The Price of Flour

Welcome to Author Next Door!

For a month and a half now, most of us have been under stay-at-home orders due to the COVID-19 Pandemic. When we’ve ventured out for groceries, we’ve witnessed extraordinary lines at local stores, with people standing six feet apart as they wait to get in wearing their face masks and rubber gloves. They’re usually holding wipes or hand sanitizer.

But getting inside the stores hasn’t guaranteed scoring the supplies you came for.

The first run was on toilet paper, paper towels, and cleaning supplies. People also stockpiled bread, cans of tuna, vegetables, and cartons of pasta. Whole aisles were empty, save for cans of beets.

The next run was on baking items like flour and yeast, because stores were out of bread and people were trying to bake their own. Amazon was no exception to being sold out. For weeks I tried to buy flour but couldn’t, even on Amazon, unless I wanted to pay a month’s salary for a bag as big as my living room.

So, next time in Costco when I saw a large bag of flour, I immediately wrestled that sucker into my basket, paid for it, then fought to lift it out of my basket and into the back of my car. All 50 pounds of it!

Yes, I bought a 50-pound bag of all-purpose flour. By myself. For only $10.49.

I didn’t read the fine print, though. The cost of taking the flour home wasn’t just monetary.

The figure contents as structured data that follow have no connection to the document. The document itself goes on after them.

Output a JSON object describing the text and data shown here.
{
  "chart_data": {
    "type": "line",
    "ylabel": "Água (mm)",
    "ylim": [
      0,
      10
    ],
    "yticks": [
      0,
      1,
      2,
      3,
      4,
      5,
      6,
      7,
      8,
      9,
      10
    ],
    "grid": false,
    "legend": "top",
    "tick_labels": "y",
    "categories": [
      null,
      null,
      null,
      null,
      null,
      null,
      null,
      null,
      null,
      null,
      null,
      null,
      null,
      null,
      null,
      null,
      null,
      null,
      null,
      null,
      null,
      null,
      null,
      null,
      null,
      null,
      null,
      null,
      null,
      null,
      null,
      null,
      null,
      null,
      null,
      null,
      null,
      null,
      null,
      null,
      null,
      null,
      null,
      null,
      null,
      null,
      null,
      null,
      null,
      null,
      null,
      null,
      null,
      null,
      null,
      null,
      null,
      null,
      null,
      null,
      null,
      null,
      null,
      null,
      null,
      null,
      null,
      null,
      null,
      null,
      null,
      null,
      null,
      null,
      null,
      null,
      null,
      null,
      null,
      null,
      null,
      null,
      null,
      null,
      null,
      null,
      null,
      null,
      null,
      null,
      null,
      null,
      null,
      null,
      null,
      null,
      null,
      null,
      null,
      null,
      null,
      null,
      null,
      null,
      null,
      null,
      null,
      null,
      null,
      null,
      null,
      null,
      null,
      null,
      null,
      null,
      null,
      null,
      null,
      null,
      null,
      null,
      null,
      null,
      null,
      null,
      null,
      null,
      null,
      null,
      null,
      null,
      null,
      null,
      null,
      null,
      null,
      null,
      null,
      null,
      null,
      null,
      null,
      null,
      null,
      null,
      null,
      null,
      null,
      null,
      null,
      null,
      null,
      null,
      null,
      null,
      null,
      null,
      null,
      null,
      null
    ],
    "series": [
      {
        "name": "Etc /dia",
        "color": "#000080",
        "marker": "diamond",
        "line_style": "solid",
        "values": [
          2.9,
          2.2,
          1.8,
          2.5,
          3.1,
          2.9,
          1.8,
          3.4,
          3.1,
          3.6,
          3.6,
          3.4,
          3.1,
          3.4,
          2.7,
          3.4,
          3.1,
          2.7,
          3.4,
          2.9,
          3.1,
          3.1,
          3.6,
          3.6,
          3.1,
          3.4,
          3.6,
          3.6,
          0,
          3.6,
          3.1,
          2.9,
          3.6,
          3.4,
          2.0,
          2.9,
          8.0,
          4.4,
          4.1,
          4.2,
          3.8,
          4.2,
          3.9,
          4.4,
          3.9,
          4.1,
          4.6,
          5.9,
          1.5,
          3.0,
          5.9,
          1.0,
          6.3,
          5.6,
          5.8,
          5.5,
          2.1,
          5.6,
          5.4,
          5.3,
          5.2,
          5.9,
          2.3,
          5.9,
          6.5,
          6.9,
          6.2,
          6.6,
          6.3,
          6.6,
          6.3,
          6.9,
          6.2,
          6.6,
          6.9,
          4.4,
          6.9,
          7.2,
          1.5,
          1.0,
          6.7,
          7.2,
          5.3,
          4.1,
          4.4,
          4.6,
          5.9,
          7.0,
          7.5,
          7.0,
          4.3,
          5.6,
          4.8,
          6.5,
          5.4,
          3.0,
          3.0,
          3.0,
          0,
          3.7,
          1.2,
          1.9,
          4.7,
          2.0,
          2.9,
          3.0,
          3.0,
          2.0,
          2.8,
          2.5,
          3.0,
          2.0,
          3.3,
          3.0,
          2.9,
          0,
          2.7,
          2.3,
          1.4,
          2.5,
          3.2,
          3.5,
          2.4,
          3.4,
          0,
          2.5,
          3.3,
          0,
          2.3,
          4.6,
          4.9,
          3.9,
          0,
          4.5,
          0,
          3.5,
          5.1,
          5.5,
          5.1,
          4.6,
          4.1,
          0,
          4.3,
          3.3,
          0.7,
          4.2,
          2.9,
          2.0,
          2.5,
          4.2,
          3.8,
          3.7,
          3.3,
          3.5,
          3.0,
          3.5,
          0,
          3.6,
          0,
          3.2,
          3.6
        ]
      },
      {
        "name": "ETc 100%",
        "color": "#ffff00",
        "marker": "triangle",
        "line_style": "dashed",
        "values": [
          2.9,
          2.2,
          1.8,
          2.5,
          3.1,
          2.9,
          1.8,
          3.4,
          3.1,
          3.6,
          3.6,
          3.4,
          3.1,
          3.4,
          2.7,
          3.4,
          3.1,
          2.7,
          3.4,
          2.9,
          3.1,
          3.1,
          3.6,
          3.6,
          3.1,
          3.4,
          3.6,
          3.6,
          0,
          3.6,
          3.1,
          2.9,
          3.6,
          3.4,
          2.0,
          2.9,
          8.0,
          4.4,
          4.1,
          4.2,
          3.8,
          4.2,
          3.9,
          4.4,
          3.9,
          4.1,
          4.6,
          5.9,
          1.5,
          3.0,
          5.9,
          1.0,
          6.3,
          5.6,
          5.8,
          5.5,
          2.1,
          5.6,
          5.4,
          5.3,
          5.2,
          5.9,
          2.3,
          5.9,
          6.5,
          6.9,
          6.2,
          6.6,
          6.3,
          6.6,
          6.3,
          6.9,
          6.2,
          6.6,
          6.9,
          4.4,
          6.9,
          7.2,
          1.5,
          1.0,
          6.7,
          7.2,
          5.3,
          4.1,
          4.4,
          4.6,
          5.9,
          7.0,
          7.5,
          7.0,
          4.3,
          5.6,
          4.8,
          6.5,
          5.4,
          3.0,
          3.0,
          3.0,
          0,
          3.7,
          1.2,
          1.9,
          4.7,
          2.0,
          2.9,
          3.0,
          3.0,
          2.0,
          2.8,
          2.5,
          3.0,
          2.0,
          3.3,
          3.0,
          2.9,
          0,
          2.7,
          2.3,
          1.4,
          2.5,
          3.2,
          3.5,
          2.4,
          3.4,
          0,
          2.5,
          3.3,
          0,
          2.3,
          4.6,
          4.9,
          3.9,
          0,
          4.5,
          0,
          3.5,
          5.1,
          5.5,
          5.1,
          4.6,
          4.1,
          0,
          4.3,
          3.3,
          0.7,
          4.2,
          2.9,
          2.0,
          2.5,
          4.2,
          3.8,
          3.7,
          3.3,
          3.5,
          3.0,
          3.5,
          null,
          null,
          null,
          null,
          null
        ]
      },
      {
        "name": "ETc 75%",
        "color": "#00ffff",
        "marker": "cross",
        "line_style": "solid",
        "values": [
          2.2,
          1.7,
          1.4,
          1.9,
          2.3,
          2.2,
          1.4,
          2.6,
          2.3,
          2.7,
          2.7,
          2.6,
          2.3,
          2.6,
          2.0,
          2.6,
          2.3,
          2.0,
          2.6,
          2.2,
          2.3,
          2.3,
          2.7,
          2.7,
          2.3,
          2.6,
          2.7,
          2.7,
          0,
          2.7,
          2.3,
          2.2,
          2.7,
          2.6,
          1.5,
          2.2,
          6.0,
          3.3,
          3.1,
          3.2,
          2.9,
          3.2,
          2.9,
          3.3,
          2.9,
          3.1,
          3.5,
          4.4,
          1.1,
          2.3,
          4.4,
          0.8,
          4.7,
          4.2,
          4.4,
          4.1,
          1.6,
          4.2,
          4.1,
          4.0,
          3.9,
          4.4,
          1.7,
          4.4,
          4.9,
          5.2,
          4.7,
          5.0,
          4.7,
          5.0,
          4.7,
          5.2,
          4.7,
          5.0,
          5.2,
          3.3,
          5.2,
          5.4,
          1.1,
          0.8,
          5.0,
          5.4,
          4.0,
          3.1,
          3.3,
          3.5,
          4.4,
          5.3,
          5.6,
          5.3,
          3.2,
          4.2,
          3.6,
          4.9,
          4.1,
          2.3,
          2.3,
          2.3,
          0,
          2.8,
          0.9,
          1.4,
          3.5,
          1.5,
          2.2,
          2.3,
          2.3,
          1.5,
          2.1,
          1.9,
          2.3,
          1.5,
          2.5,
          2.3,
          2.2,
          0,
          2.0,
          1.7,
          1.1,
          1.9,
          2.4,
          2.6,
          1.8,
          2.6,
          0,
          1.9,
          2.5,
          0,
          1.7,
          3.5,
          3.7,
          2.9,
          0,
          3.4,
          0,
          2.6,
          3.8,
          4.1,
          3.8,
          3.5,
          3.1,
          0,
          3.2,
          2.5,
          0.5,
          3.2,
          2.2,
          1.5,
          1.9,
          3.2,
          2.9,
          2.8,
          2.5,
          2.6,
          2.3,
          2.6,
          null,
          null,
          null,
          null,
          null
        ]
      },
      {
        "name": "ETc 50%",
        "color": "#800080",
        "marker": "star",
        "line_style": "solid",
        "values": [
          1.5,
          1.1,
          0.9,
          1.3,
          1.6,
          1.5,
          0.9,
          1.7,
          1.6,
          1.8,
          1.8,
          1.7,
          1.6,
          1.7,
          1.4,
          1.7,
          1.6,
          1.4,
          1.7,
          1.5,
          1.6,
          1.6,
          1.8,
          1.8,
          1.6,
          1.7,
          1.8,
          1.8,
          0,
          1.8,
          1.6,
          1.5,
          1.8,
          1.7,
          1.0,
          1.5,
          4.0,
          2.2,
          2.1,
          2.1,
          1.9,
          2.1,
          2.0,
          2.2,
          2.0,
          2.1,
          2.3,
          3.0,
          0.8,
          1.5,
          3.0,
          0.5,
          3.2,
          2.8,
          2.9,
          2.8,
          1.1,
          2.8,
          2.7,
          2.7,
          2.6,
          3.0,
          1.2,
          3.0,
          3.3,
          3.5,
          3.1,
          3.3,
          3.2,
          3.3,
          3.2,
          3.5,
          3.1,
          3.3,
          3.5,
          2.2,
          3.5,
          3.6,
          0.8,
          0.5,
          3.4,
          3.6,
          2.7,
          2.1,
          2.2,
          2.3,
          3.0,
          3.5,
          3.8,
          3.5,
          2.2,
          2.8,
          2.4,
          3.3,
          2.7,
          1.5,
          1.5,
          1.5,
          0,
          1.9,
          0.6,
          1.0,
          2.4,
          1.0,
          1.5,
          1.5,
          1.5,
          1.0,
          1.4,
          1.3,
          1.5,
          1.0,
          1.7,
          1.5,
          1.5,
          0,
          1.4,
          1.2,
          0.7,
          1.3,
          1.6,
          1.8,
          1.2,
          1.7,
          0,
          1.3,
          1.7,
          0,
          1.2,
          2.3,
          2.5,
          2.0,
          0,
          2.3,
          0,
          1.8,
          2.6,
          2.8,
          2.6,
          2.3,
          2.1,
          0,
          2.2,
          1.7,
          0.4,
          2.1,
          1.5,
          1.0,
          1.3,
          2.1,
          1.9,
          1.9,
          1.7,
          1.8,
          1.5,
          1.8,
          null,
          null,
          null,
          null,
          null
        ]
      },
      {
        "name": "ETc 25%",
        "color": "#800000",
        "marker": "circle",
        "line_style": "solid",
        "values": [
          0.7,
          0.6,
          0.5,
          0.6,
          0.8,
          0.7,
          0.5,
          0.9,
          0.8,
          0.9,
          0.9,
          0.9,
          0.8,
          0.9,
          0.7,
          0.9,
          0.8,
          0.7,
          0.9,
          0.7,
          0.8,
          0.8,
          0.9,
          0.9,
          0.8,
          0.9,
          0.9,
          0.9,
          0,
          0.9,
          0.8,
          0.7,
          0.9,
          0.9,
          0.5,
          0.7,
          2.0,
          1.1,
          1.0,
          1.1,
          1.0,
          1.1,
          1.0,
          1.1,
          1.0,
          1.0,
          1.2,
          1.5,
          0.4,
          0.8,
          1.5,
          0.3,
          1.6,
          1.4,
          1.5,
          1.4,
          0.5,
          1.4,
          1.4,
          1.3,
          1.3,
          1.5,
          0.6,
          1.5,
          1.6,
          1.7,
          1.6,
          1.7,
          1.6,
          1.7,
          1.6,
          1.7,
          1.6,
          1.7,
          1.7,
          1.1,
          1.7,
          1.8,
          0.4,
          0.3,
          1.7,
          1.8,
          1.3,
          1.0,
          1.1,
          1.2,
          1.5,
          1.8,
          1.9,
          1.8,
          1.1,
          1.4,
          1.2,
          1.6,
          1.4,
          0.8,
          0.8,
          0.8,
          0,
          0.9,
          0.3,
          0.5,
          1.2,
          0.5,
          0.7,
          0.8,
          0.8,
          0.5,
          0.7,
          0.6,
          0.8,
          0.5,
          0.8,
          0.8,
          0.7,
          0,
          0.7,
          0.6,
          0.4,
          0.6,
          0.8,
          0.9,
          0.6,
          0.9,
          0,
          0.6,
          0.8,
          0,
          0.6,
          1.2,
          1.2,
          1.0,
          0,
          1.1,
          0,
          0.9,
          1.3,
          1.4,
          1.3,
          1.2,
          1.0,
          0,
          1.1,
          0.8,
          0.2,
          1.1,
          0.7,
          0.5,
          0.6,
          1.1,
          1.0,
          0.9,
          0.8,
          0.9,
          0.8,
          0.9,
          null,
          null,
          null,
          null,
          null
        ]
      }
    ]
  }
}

It was time needed to transfer the flour into smaller containers for storage in my garage freezer. And, since my husband wasn’t there to help me, the cost was a pulled shoulder blade muscle as well as a stress fracture in my left foot. A visit to the doctor. No playing pickleball for 4-6 weeks while my foot heals. Who knew?

My neighbors were sympathetic. I did email to let them know I’d let them borrow flour if they needed it. Some already have taken advantage of my offer. This is a very good year to be on my nice list!

I can’t blame the pandemic, or Costco, or my husband. I made a choice. I will say, I’d do it all again, except next time…next time time I’d track down an employee and get help!

The flour went in my freezer. The picture of that flour is going in the same drawer as what’s left of the 10-inch round, three-wick Y2K candle I bought twenty years ago.

What can I say? I like to be prepared!